3. Review a customer DPA

/privacy-legal:dpa-review customer-dpa.pdf

Output: direction auto-detected, term-by-term vs. playbook, proposed redlines, policy consistency check.

4. Handle a DSAR

/privacy-legal:dsar-response

Walks you through: classify → verify → locate → exemptions → draft. Uses your systems list from the config CLAUDE.md.

5. PIA a new feature

/privacy-legal:pia-generation "Location sharing feature"

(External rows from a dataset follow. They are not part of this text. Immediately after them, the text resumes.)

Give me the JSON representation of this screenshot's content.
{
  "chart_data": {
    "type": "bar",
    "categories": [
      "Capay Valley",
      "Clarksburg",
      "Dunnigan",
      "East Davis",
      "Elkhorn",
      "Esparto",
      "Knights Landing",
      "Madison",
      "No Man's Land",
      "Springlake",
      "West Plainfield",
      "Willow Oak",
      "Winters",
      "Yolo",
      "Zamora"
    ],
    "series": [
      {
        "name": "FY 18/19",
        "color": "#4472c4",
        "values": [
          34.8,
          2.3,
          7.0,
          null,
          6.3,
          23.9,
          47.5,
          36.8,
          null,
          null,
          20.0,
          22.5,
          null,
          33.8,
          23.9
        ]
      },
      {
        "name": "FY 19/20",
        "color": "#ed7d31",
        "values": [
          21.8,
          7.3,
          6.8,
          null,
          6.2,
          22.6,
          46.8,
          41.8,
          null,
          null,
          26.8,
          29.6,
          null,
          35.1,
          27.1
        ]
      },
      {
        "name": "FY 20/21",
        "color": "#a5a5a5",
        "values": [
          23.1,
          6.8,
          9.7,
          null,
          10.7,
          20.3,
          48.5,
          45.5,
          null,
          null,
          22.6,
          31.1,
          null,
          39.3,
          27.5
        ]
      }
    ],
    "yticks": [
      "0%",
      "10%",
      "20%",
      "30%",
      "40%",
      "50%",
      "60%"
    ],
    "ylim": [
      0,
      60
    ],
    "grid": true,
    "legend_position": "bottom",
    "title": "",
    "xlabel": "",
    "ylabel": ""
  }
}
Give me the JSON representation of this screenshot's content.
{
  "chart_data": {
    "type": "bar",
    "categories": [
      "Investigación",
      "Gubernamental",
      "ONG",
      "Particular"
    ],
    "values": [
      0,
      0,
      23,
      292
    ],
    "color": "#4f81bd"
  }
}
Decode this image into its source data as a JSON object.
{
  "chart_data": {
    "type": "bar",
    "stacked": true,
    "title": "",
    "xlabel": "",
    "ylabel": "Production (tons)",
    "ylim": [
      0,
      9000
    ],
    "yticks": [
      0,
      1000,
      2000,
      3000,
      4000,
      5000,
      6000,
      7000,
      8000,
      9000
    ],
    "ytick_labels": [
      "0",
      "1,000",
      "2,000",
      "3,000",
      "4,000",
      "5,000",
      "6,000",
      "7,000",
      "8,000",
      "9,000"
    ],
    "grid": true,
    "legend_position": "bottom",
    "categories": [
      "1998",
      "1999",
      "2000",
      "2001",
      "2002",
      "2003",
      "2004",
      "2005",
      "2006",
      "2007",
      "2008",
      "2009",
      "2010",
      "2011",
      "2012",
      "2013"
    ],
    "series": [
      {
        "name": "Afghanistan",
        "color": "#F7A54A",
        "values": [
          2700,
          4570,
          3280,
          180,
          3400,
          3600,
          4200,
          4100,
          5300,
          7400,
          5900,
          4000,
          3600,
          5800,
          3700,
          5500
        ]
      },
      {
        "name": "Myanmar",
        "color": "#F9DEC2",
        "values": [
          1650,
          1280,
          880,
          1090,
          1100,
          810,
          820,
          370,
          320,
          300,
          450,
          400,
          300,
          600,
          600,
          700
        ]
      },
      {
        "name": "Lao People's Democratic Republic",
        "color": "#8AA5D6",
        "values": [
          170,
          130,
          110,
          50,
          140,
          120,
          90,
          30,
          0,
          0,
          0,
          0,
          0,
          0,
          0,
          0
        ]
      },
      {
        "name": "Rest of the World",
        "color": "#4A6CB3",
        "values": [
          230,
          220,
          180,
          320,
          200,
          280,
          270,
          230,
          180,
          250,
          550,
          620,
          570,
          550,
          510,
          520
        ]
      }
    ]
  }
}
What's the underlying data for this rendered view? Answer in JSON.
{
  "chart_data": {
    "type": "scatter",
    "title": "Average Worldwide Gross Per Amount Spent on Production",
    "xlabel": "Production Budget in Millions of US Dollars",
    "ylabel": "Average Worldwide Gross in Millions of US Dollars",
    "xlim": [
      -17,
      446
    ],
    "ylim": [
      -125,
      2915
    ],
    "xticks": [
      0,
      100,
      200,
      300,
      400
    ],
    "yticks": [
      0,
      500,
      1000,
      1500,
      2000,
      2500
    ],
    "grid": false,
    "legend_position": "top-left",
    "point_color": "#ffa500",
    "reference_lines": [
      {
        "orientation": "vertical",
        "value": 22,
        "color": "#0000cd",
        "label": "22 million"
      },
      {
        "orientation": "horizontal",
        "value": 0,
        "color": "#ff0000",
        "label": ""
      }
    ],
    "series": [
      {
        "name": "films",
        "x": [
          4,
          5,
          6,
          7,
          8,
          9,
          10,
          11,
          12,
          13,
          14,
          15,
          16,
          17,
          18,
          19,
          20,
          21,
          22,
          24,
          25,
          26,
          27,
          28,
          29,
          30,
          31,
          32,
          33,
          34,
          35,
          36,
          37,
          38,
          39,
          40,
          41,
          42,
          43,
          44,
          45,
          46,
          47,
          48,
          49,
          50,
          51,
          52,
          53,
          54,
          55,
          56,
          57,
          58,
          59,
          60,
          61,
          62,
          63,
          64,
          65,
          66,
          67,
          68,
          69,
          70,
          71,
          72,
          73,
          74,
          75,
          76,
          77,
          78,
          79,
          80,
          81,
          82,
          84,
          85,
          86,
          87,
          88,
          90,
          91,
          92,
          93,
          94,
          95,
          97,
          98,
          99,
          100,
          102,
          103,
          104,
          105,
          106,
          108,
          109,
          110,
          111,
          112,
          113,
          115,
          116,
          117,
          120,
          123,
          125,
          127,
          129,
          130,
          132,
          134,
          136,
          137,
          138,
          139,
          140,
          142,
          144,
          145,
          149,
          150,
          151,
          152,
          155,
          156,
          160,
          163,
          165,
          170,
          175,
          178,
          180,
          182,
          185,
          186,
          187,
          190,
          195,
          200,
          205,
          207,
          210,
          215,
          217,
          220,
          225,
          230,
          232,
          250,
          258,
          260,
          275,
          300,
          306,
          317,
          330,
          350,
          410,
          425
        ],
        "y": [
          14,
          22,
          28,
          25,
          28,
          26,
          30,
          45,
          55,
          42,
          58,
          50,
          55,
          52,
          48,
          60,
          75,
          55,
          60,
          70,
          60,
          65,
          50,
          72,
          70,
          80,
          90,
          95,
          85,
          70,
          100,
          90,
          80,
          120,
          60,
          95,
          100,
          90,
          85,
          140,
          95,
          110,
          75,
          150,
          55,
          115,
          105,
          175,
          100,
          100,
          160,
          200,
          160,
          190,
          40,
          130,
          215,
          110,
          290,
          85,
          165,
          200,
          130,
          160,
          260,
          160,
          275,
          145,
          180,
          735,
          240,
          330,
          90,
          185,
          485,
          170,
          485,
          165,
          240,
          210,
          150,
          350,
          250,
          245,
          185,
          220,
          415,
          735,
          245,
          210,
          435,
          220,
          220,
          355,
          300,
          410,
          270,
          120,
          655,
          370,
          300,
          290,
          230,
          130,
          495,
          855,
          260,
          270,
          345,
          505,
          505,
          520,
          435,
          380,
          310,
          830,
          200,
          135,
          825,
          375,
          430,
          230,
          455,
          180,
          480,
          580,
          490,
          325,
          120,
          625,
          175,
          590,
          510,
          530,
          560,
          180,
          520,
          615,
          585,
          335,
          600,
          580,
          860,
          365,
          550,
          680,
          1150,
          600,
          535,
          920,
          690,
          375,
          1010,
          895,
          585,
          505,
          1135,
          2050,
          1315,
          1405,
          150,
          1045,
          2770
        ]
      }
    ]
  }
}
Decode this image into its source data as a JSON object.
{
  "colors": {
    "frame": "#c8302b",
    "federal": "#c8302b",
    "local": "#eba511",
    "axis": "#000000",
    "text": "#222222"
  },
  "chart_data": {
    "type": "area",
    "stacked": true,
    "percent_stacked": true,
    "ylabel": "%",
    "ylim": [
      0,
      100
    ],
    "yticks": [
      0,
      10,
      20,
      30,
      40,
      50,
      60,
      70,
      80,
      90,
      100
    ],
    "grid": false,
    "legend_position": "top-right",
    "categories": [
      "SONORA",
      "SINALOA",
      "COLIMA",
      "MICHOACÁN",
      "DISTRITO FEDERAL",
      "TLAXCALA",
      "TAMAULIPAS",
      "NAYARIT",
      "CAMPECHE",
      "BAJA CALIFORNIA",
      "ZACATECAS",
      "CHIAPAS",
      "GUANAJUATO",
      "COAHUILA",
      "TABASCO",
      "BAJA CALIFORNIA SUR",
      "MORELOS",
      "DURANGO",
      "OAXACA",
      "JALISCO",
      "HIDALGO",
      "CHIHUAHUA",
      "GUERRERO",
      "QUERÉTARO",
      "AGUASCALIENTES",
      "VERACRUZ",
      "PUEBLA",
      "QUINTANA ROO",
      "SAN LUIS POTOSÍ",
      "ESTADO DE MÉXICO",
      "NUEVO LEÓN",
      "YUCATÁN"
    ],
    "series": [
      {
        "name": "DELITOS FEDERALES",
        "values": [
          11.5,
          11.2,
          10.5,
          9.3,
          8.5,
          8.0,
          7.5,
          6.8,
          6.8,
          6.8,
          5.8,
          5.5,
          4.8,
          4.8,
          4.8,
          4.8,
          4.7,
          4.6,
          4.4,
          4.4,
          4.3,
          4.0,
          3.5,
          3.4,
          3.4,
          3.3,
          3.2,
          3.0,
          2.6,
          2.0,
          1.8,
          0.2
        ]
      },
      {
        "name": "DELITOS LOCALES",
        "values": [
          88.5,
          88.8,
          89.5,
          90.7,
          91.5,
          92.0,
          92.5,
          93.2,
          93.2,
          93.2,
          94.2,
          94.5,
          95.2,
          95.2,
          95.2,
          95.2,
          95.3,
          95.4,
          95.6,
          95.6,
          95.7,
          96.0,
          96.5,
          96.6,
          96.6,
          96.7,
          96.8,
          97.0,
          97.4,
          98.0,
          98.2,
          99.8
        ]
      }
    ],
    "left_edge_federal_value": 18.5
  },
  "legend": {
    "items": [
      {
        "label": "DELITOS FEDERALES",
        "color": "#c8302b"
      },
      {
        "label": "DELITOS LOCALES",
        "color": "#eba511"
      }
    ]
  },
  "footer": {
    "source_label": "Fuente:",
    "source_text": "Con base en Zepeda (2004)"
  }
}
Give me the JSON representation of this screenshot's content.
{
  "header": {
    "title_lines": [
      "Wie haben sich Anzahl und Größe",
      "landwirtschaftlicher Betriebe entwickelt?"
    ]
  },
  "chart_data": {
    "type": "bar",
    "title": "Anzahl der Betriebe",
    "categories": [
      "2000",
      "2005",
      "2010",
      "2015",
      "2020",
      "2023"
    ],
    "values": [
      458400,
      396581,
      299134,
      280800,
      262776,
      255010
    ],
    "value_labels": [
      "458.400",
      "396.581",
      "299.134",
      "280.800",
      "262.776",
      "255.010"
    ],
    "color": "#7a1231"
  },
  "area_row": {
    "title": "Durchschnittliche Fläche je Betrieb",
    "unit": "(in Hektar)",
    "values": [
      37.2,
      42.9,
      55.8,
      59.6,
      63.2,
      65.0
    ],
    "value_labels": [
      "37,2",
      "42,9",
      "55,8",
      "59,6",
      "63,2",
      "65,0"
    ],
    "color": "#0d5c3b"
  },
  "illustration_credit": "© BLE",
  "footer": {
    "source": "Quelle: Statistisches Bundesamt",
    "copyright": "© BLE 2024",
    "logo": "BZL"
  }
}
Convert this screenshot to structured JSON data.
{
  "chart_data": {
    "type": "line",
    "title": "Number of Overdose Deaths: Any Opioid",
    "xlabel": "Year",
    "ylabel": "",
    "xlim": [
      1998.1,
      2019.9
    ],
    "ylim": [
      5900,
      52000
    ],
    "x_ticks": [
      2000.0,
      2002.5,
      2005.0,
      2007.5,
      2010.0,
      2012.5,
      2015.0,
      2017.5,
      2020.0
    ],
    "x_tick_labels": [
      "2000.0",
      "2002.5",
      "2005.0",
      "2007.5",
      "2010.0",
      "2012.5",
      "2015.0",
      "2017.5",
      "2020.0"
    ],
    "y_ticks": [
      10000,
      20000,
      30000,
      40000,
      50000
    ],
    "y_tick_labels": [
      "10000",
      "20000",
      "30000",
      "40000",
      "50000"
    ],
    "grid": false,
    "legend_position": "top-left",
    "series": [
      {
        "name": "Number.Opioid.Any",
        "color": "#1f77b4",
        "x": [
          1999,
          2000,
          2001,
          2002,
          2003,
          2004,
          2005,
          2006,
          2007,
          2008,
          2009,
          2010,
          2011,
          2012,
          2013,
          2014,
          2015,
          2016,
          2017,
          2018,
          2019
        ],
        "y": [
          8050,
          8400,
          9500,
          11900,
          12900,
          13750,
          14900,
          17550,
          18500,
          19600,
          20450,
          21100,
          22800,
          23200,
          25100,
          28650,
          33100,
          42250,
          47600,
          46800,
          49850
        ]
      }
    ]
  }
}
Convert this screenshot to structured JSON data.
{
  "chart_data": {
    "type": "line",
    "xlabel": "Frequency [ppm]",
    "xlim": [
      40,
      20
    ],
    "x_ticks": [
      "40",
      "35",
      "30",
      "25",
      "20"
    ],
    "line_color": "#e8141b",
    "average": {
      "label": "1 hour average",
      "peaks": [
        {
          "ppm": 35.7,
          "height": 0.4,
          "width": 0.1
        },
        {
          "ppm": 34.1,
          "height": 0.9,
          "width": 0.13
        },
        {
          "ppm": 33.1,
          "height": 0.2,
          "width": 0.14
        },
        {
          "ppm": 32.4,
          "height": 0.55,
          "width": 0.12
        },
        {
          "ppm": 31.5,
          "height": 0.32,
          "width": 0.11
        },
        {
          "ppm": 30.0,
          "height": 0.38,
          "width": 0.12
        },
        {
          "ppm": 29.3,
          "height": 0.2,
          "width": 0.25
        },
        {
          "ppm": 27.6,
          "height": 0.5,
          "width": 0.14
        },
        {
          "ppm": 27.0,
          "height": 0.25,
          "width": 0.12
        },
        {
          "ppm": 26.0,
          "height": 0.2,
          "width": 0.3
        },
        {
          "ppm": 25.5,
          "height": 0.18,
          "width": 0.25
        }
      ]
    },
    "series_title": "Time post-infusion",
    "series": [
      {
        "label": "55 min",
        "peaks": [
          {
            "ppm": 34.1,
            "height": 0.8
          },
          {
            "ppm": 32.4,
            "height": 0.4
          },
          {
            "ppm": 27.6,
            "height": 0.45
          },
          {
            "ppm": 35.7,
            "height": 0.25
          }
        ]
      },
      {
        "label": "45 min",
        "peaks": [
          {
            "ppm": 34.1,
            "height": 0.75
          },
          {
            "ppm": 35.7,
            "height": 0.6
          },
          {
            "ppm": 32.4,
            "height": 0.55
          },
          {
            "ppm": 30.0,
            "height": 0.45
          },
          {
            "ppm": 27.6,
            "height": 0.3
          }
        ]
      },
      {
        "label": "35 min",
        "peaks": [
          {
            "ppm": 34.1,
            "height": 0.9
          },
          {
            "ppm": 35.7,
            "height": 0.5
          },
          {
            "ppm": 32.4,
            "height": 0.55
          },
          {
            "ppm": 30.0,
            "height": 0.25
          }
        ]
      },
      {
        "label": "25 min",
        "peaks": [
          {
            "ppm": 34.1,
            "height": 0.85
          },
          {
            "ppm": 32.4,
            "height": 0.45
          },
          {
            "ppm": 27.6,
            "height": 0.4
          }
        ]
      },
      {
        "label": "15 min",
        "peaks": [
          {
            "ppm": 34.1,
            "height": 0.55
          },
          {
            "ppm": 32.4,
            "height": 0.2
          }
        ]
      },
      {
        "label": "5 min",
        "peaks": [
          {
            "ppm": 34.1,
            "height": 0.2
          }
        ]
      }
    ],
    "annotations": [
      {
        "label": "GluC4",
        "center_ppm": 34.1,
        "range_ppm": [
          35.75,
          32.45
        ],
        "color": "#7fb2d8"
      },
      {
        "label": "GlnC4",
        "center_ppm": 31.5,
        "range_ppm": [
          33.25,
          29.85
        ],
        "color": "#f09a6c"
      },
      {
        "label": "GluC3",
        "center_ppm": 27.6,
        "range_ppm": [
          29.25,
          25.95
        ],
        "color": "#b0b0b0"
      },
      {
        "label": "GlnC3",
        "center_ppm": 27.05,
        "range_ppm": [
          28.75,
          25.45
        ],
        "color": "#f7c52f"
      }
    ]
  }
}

Intake questions → PIA in your house format → policy diff → conditions list.

How it learns

Your practice profile at ~/.claude/plugins/config/claude-for-legal/privacy-legal/CLAUDE.md isn't static — it improves as you use the plugin. Skills tell you when an output used a default you should tune. The policy-monitor skill watches for drift between your policy and your practice and proposes updates. You can re-run setup, edit the file directly, or tell a skill to record a new position.

File structure

privacy-legal/
├── .claude-plugin/plugin.json
├── .mcp.json
├── CLAUDE.md
├── README.md
├── skills/
│   ├── cold-start-interview/
│   ├── use-case-triage/
│   ├── dpa-review/
│   ├── dsar-response/
│   ├── pia-generation/
│   ├── reg-gap-analysis/
│   ├── policy-monitor/
│   └── matter-workspace/
└── hooks/hooks.json

Notes

DPA review is bi-directional: same skill handles customer DPAs (defend operational flex) and vendor DPAs (protect data). Direction auto-detected, or ask.
PIA format comes from your seed PIA. If you didn't provide one during setup, it uses a generic structure — re-run setup with a reference PIA to fix.
Gap analysis (reg-gap-analysis) handles incoming regulations. Policy monitor handles internal practice drift. Different tools for different directions of change.
Policy monitor requires an outputs folder to be configured (set during setup) for the sweep to work. Direct-query mode works without it.